Presentato in concorso nella sezione di Alice nella Città, Butterfly è la seconda collaborazione di Alessandro Cassigoli e Casey Kauffman e racconta l’ascesa agonistica di Irma Testa (qui interprete di se stessa), la prima giovanissima pugile italiana a partecipare alle Olimpiadi di Rio del 2016. Cassigoli e Kauffman fondono sapientemente il registro documentario con il territorio della finzione, mettendo in primo piano il percorso introspettivo dell’atleta in cui emergono i sogni e i timori di un’adolescente che, reduce dalla delusione di una sconfitta, torna al mondo degli affetti che aveva abbandonato per rinascere e riscoprire sé stessa.
Irma è una ragazza che vive nel degrado di Torre Annunziata e il suo sogno sin bambina è quello di diventare una campionessa del pugilato. Qui, piena di grinta e dedizione per la disciplina e guidata dalla figura paterna del maestro Lucio Zurlo, inizia un percorso fatto di sacrifici che la condurrà a qualificarsi alle Olimpiadi di Rio. Mentre tutti i media e la sua comunità sono attorno a lei, dietro l’immagine di una campionessa emergono le fragilità di una ragazza che sente gravitare su di sé il peso delle aspettative e di un successo arrivato troppo in fretta .
Lo sguardo di Cassigoli e Kauffman traccia con circospezione la fuga dalla realtà che Irma compie attraverso il mondo della box: è intraprendente e come una farfalla vuole fortemente spiccare il volo nel terreno impervio del pugilato, ma emergono alla massima potenza i dubbi e le speranze che lei affonda con colpi decisi sul ring per raggiungere il sogno di una vita. Ma la rabbia e la delusione per non aver raggiunto il podio alle Olimpiadi si trasformerà in un’opportunità di rinascita.
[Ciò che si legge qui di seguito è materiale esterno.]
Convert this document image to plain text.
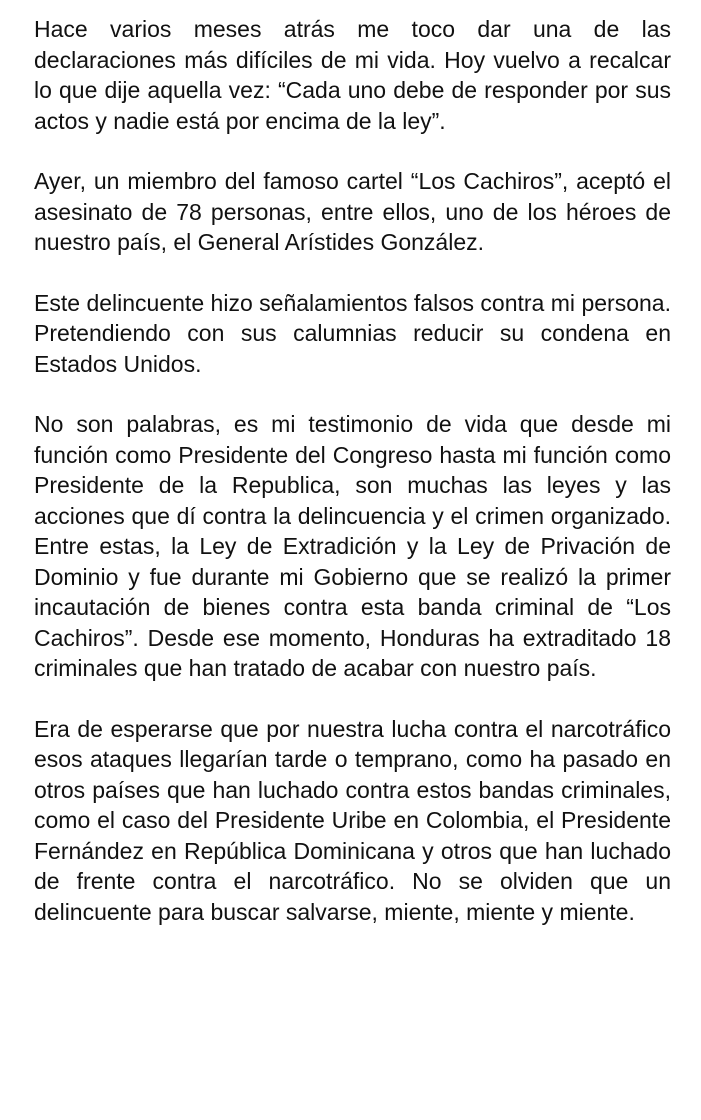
Hace varios meses atrás me toco dar una de las declaraciones más difíciles de mi vida. Hoy vuelvo a recalcar lo que dije aquella vez: “Cada uno debe de responder por sus actos y nadie está por encima de la ley”.

Ayer, un miembro del famoso cartel “Los Cachiros”, aceptó el asesinato de 78 personas, entre ellos, uno de los héroes de nuestro país, el General Arístides González.

Este delincuente hizo señalamientos falsos contra mi persona. Pretendiendo con sus calumnias reducir su condena en Estados Unidos.

No son palabras, es mi testimonio de vida que desde mi función como Presidente del Congreso hasta mi función como Presidente de la Republica, son muchas las leyes y las acciones que dí contra la delincuencia y el crimen organizado. Entre estas, la Ley de Extradición y la Ley de Privación de Dominio y fue durante mi Gobierno que se realizó la primer incautación de bienes contra esta banda criminal de “Los Cachiros”. Desde ese momento, Honduras ha extraditado 18 criminales que han tratado de acabar con nuestro país.

Era de esperarse que por nuestra lucha contra el narcotráfico esos ataques llegarían tarde o temprano, como ha pasado en otros países que han luchado contra estos bandas criminales, como el caso del Presidente Uribe en Colombia, el Presidente Fernández en República Dominicana y otros que han luchado de frente contra el narcotráfico. No se olviden que un delincuente para buscar salvarse, miente, miente y miente.
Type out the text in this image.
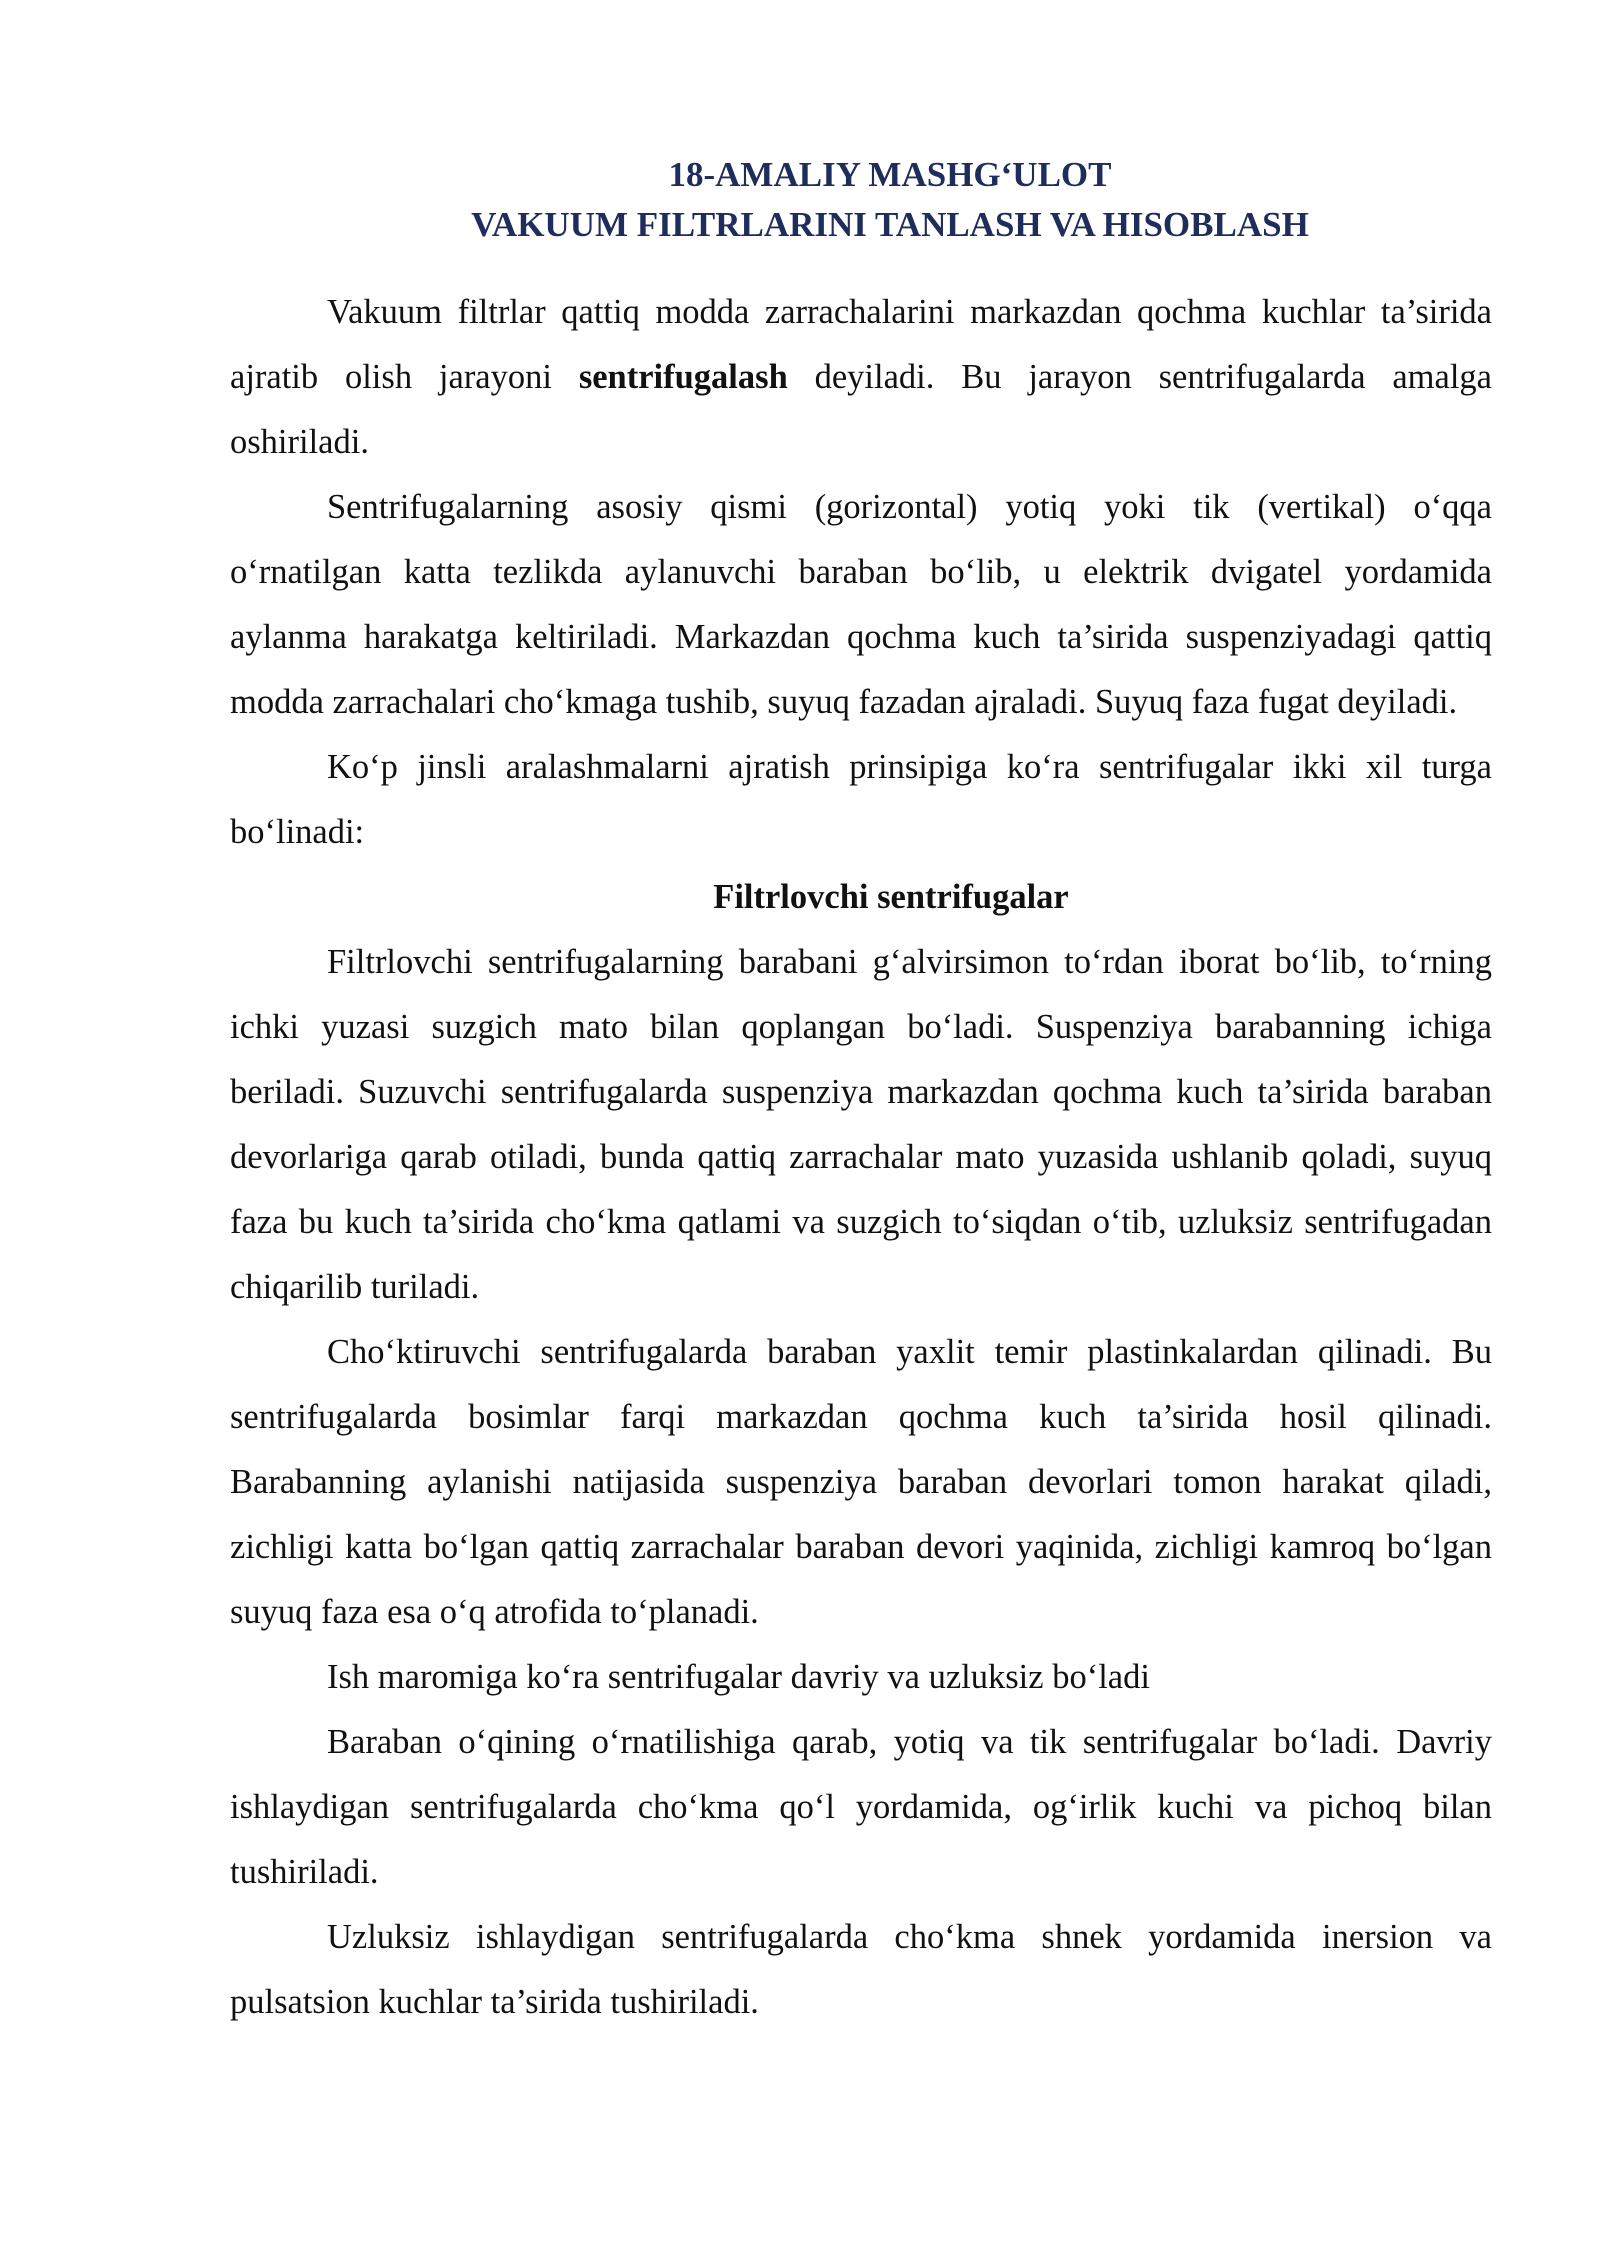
18-AMALIY MASHG‘ULOT
VAKUUM FILTRLARINI TANLASH VA HISOBLASH

Vakuum filtrlar qattiq modda zarrachalarini markazdan qochma kuchlar ta’sirida ajratib olish jarayoni sentrifugalash deyiladi. Bu jarayon sentrifugalarda amalga oshiriladi.

Sentrifugalarning asosiy qismi (gorizontal) yotiq yoki tik (vertikal) o‘qqa o‘rnatilgan katta tezlikda aylanuvchi baraban bo‘lib, u elektrik dvigatel yordamida aylanma harakatga keltiriladi. Markazdan qochma kuch ta’sirida suspenziyadagi qattiq modda zarrachalari cho‘kmaga tushib, suyuq fazadan ajraladi. Suyuq faza fugat deyiladi.

Ko‘p jinsli aralashmalarni ajratish prinsipiga ko‘ra sentrifugalar ikki xil turga bo‘linadi:

Filtrlovchi sentrifugalar

Filtrlovchi sentrifugalarning barabani g‘alvirsimon to‘rdan iborat bo‘lib, to‘rning ichki yuzasi suzgich mato bilan qoplangan bo‘ladi. Suspenziya barabanning ichiga beriladi. Suzuvchi sentrifugalarda suspenziya markazdan qochma kuch ta’sirida baraban devorlariga qarab otiladi, bunda qattiq zarrachalar mato yuzasida ushlanib qoladi, suyuq faza bu kuch ta’sirida cho‘kma qatlami va suzgich to‘siqdan o‘tib, uzluksiz sentrifugadan chiqarilib turiladi.

Cho‘ktiruvchi sentrifugalarda baraban yaxlit temir plastinkalardan qilinadi. Bu sentrifugalarda bosimlar farqi markazdan qochma kuch ta’sirida hosil qilinadi. Barabanning aylanishi natijasida suspenziya baraban devorlari tomon harakat qiladi, zichligi katta bo‘lgan qattiq zarrachalar baraban devori yaqinida, zichligi kamroq bo‘lgan suyuq faza esa o‘q atrofida to‘planadi.

Ish maromiga ko‘ra sentrifugalar davriy va uzluksiz bo‘ladi

Baraban o‘qining o‘rnatilishiga qarab, yotiq va tik sentrifugalar bo‘ladi. Davriy ishlaydigan sentrifugalarda cho‘kma qo‘l yordamida, og‘irlik kuchi va pichoq bilan tushiriladi.

Uzluksiz ishlaydigan sentrifugalarda cho‘kma shnek yordamida inersion va pulsatsion kuchlar ta’sirida tushiriladi.
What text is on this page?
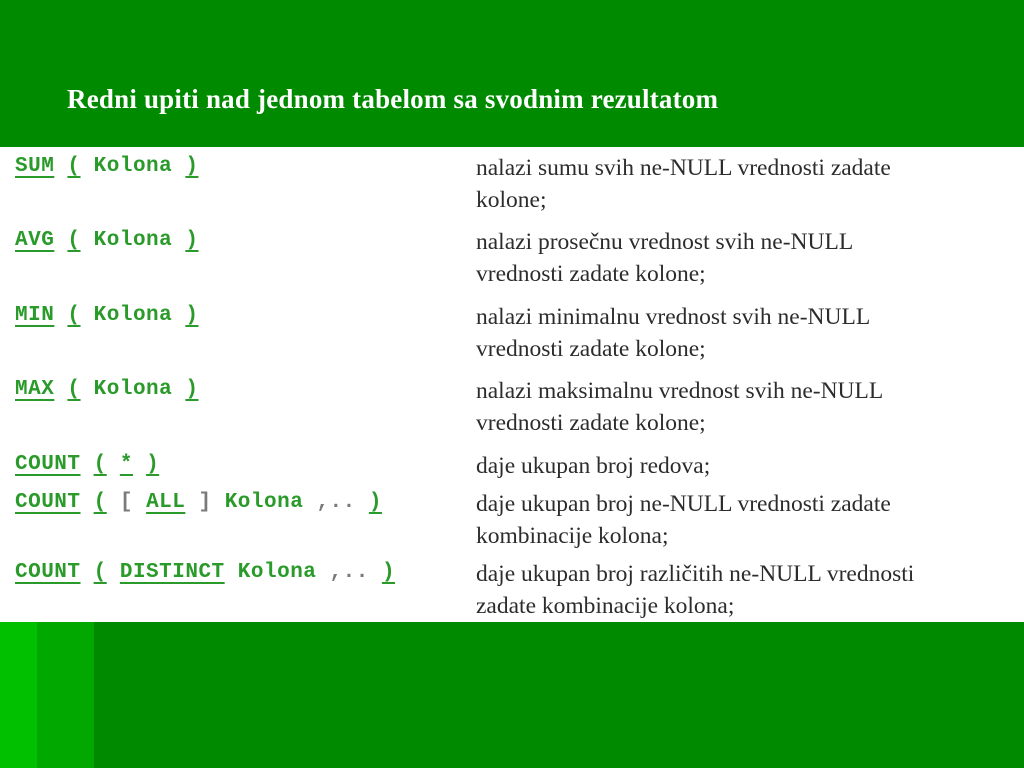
Redni upiti nad jednom tabelom sa svodnim rezultatom
SUM ( Kolona )	nalazi sumu svih ne-NULL vrednosti zadate
kolone;
AVG ( Kolona )	nalazi prosečnu vrednost svih ne-NULL
vrednosti zadate kolone;
MIN ( Kolona )	nalazi minimalnu vrednost svih ne-NULL
vrednosti zadate kolone;
MAX ( Kolona )	nalazi maksimalnu vrednost svih ne-NULL
vrednosti zadate kolone;
COUNT ( * )	daje ukupan broj redova;
COUNT ( [ ALL ] Kolona ,.. )	daje ukupan broj ne-NULL vrednosti zadate
kombinacije kolona;
COUNT ( DISTINCT Kolona ,.. )	daje ukupan broj različitih ne-NULL vrednosti
zadate kombinacije kolona;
Non c’è retorica e il film intesse sapientemente le immagini di repertorio al racconto di finzione: la competizione tanto attesa, mostrata dal Maxischermo nel suo quartiere, è sostenuta dal caloroso affetto della sua gente. È un cinema solido che penetra nella realtà, svelando quei vuoti interiori che risiedono in ognuno di noi, anteponendo la persona al racconto del personaggio.